The Centers for Disease Control now says that getting your second dose within six weeks should be sufficient to provide protection from the virus, but in general Pfizer recommends a second dose of their vaccine within three weeks, versus 28 days for the Moderna version.
Washington state also now requires that providers use at least 95 percent of their vaccine shipment within seven days of receipt, raising concerns that a supply shortage could make it difficult to have sufficient supply when people return for their second dose.
“I’m hoping that they’ll all come and we’ll be fine,” said Sauer. “But there is a lot of worry about it. We’ve got to get those second doses set in the time that’s prescribed.”
In his press conference on Tuesday, Gov. Inslee said the Biden administration had assured the states that there would be greater communication about vaccine allotments, and more assurances on when they would be arriving.

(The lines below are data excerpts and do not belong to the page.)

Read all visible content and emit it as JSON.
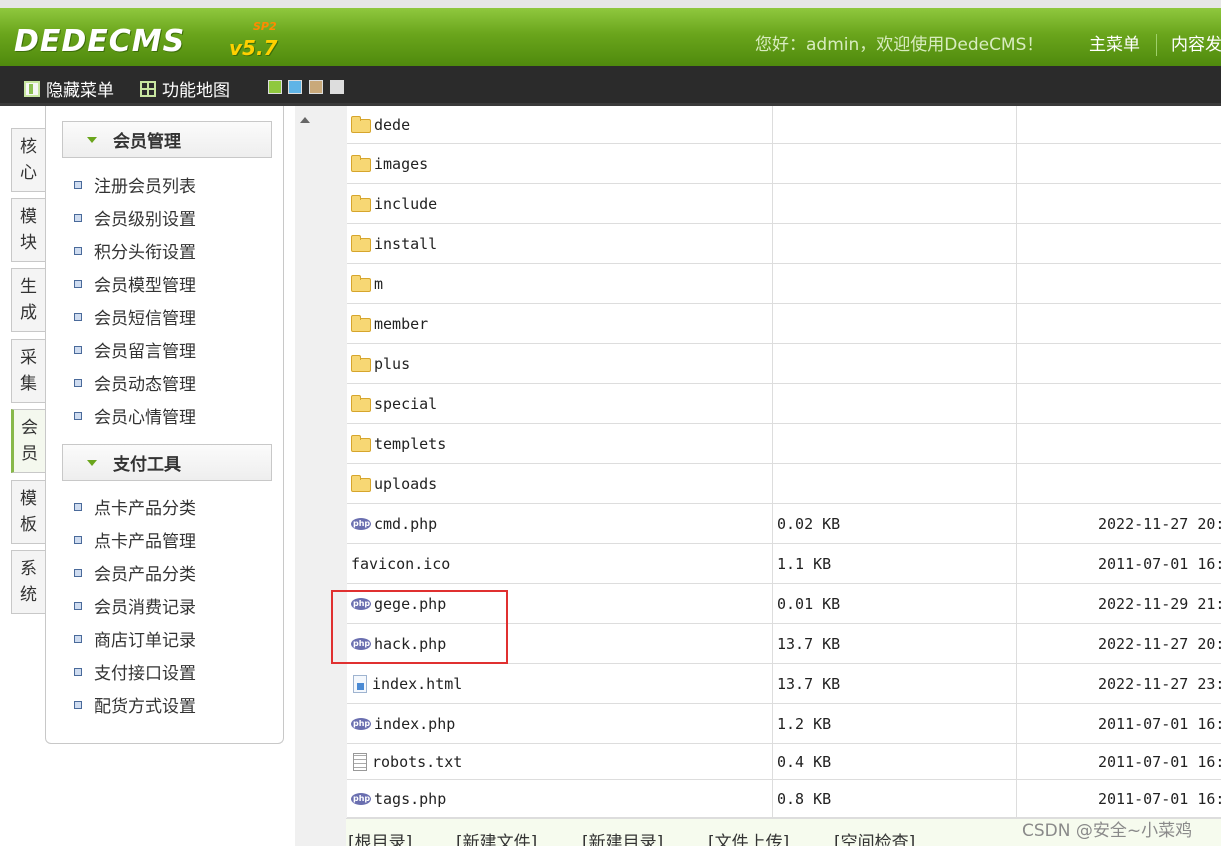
{
  "header": {
    "logo": "DEDECMS",
    "version": "v5.7",
    "version_tag": "SP2",
    "welcome": "您好：admin，欢迎使用DedeCMS！",
    "nav": [
      "主菜单",
      "内容发"
    ]
  },
  "toolbar": {
    "hide_menu": "隐藏菜单",
    "function_map": "功能地图",
    "skins": [
      "#8fc83e",
      "#5fb4e6",
      "#c9a97a",
      "#dddddd"
    ]
  },
  "left_tabs": [
    {
      "l1": "核",
      "l2": "心"
    },
    {
      "l1": "模",
      "l2": "块"
    },
    {
      "l1": "生",
      "l2": "成"
    },
    {
      "l1": "采",
      "l2": "集"
    },
    {
      "l1": "会",
      "l2": "员"
    },
    {
      "l1": "模",
      "l2": "板"
    },
    {
      "l1": "系",
      "l2": "统"
    }
  ],
  "menu": {
    "groups": [
      {
        "title": "会员管理",
        "items": [
          "注册会员列表",
          "会员级别设置",
          "积分头衔设置",
          "会员模型管理",
          "会员短信管理",
          "会员留言管理",
          "会员动态管理",
          "会员心情管理"
        ]
      },
      {
        "title": "支付工具",
        "items": [
          "点卡产品分类",
          "点卡产品管理",
          "会员产品分类",
          "会员消费记录",
          "商店订单记录",
          "支付接口设置",
          "配货方式设置"
        ]
      }
    ]
  },
  "files": [
    {
      "name": "dede",
      "type": "folder",
      "size": "",
      "date": ""
    },
    {
      "name": "images",
      "type": "folder",
      "size": "",
      "date": ""
    },
    {
      "name": "include",
      "type": "folder",
      "size": "",
      "date": ""
    },
    {
      "name": "install",
      "type": "folder",
      "size": "",
      "date": ""
    },
    {
      "name": "m",
      "type": "folder",
      "size": "",
      "date": ""
    },
    {
      "name": "member",
      "type": "folder",
      "size": "",
      "date": ""
    },
    {
      "name": "plus",
      "type": "folder",
      "size": "",
      "date": ""
    },
    {
      "name": "special",
      "type": "folder",
      "size": "",
      "date": ""
    },
    {
      "name": "templets",
      "type": "folder",
      "size": "",
      "date": ""
    },
    {
      "name": "uploads",
      "type": "folder",
      "size": "",
      "date": ""
    },
    {
      "name": "cmd.php",
      "type": "php",
      "size": "0.02 KB",
      "date": "2022-11-27 20:"
    },
    {
      "name": "favicon.ico",
      "type": "none",
      "size": "1.1 KB",
      "date": "2011-07-01 16:"
    },
    {
      "name": "gege.php",
      "type": "php",
      "size": "0.01 KB",
      "date": "2022-11-29 21:"
    },
    {
      "name": "hack.php",
      "type": "php",
      "size": "13.7 KB",
      "date": "2022-11-27 20:"
    },
    {
      "name": "index.html",
      "type": "html",
      "size": "13.7 KB",
      "date": "2022-11-27 23:"
    },
    {
      "name": "index.php",
      "type": "php",
      "size": "1.2 KB",
      "date": "2011-07-01 16:"
    },
    {
      "name": "robots.txt",
      "type": "txt",
      "size": "0.4 KB",
      "date": "2011-07-01 16:"
    },
    {
      "name": "tags.php",
      "type": "php",
      "size": "0.8 KB",
      "date": "2011-07-01 16:"
    }
  ],
  "actions": [
    "[根目录]",
    "[新建文件]",
    "[新建目录]",
    "[文件上传]",
    "[空间检查]"
  ],
  "watermark": "CSDN @安全~小菜鸡",
  "colors": {
    "header_green": "#6aa51c",
    "toolbar_dark": "#2b2b2b",
    "highlight_red": "#e03030"
  }
}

Hospitals say that information would be hugely helpful in allowing them to have greater confidence when scheduling people that the vaccines will be there.
One final concern is that the state and other providers are generally only asking people registering online to certify that they qualify for a vaccine, though some providers are finding that not everyone is honest when filling out the application.
“If we dare question them, and they’re not eligible, it’s a very bad conversation,” said Rosalinda Kibby, an administrator at Columbia Basin Hospital in Ephrata. “They are irate and difficult for staff to deal with.”
It remains to be seen how the state might work to crack down on anyone abusing the system, though it doesn’t seem to be a widespread problem.
Ultimately, Inslee said the overwhelming demand for vaccinations is a good thing, indicating that a majority of people are ready and willing to get a dose when it’s available.